Ia menegaskan bahwa pelayanan kesehatan merupakan kebutuhan dasar masyarakat yang tidak boleh diabaikan. Terlebih, masyarakat Masalembu berada di wilayah kepulauan yang memiliki keterbatasan akses dibandingkan masyarakat di wilayah daratan.
“Yang perlu dievaluasi itu pimpinan puskesmas. Kantor mencerminkan kepemimpinan. Kalau kondisinya begini, berarti ada masalah di tingkat pimpinan,” tambahnya.

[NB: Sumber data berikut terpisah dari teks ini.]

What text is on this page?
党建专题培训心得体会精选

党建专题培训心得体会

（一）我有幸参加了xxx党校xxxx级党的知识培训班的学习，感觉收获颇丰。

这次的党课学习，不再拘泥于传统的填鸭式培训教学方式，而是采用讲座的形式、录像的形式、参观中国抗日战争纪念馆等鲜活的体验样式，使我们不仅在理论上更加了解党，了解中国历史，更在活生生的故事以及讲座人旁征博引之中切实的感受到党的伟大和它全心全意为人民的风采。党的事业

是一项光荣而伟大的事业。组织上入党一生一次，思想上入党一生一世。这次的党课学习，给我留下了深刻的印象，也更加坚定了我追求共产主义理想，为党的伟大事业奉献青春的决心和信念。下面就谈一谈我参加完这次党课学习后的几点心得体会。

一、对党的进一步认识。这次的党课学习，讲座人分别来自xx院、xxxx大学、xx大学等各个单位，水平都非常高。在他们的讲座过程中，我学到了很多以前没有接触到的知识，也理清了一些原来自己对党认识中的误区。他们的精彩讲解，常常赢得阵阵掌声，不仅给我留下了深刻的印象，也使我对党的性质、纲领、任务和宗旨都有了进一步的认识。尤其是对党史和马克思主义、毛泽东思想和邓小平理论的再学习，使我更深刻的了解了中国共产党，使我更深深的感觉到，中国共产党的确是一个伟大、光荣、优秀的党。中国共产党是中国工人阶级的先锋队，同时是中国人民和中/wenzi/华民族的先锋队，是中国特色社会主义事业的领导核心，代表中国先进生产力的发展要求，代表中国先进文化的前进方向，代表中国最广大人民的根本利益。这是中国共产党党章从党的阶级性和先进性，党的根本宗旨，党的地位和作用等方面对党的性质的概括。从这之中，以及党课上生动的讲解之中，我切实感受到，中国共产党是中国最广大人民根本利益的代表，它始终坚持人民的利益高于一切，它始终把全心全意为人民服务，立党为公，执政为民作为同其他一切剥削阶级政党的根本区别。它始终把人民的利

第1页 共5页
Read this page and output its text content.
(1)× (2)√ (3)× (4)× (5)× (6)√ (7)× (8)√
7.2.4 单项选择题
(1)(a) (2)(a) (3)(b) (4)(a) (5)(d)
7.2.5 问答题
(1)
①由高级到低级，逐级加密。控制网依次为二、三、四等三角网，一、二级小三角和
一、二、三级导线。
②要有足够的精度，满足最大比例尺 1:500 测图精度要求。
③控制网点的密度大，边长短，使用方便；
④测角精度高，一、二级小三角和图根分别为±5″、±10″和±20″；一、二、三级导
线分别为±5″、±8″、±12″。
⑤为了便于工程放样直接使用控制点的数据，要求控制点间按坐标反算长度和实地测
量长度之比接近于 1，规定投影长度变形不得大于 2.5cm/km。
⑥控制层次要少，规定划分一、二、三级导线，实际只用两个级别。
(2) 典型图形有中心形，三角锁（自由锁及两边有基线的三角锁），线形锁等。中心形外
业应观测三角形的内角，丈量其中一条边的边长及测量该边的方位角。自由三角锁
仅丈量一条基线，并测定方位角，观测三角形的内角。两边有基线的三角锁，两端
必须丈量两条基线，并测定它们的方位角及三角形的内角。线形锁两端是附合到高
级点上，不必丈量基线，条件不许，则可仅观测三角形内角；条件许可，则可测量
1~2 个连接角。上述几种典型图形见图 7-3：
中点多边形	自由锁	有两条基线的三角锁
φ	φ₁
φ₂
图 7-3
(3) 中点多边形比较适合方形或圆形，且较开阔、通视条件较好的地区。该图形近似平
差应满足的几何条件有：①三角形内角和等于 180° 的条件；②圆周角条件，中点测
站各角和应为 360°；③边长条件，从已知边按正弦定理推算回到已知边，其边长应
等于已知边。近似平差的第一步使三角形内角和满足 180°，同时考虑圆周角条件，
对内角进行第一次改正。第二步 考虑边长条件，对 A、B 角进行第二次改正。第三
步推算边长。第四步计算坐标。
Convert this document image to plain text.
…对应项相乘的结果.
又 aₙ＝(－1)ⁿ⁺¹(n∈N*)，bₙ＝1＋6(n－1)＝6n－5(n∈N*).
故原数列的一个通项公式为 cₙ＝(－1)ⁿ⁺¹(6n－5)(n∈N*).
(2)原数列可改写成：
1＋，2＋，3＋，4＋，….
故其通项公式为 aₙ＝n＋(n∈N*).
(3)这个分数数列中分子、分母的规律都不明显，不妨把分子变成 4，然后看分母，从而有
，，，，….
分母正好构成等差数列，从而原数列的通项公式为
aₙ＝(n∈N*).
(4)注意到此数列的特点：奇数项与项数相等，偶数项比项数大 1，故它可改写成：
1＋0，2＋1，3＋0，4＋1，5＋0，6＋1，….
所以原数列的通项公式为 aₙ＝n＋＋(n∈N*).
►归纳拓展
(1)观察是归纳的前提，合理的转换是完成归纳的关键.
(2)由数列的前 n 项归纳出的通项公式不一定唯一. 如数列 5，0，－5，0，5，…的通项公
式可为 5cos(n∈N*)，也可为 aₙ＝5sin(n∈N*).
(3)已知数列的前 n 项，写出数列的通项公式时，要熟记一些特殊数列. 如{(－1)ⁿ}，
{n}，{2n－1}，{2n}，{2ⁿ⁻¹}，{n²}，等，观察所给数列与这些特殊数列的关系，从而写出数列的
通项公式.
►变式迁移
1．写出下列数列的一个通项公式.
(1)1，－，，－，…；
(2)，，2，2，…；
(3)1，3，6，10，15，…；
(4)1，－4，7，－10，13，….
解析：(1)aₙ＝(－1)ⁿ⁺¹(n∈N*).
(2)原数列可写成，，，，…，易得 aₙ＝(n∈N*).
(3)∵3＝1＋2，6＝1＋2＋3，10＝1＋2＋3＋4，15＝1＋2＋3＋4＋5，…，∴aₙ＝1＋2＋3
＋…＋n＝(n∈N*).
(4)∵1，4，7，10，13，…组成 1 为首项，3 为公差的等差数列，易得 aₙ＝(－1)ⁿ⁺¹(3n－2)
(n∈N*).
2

Pernyataan tersebut menjadi sorotan serius. Sebab, persoalan fasilitas yang berulang dan tidak segera ditangani berpotensi mencerminkan lemahnya pengawasan serta tata kelola di lingkungan Puskesmas Masalembu.
Sejumlah warga menilai persoalan ini tidak dapat dianggap sepele. Puskesmas merupakan ujung tombak pelayanan kesehatan masyarakat. Ketika fasilitas dasar seperti air bersih dan penerangan tidak tersedia secara layak, maka yang dipertaruhkan bukan hanya kenyamanan, tetapi juga kualitas pelayanan terhadap pasien.
Kondisi tersebut sekaligus menuntut adanya evaluasi menyeluruh. Pemerintah daerah perlu memastikan apakah persoalan yang terjadi semata-mata akibat keterbatasan fasilitas, minimnya anggaran, persoalan distribusi logistik ke wilayah kepulauan, atau justru lemahnya manajemen di tingkat internal.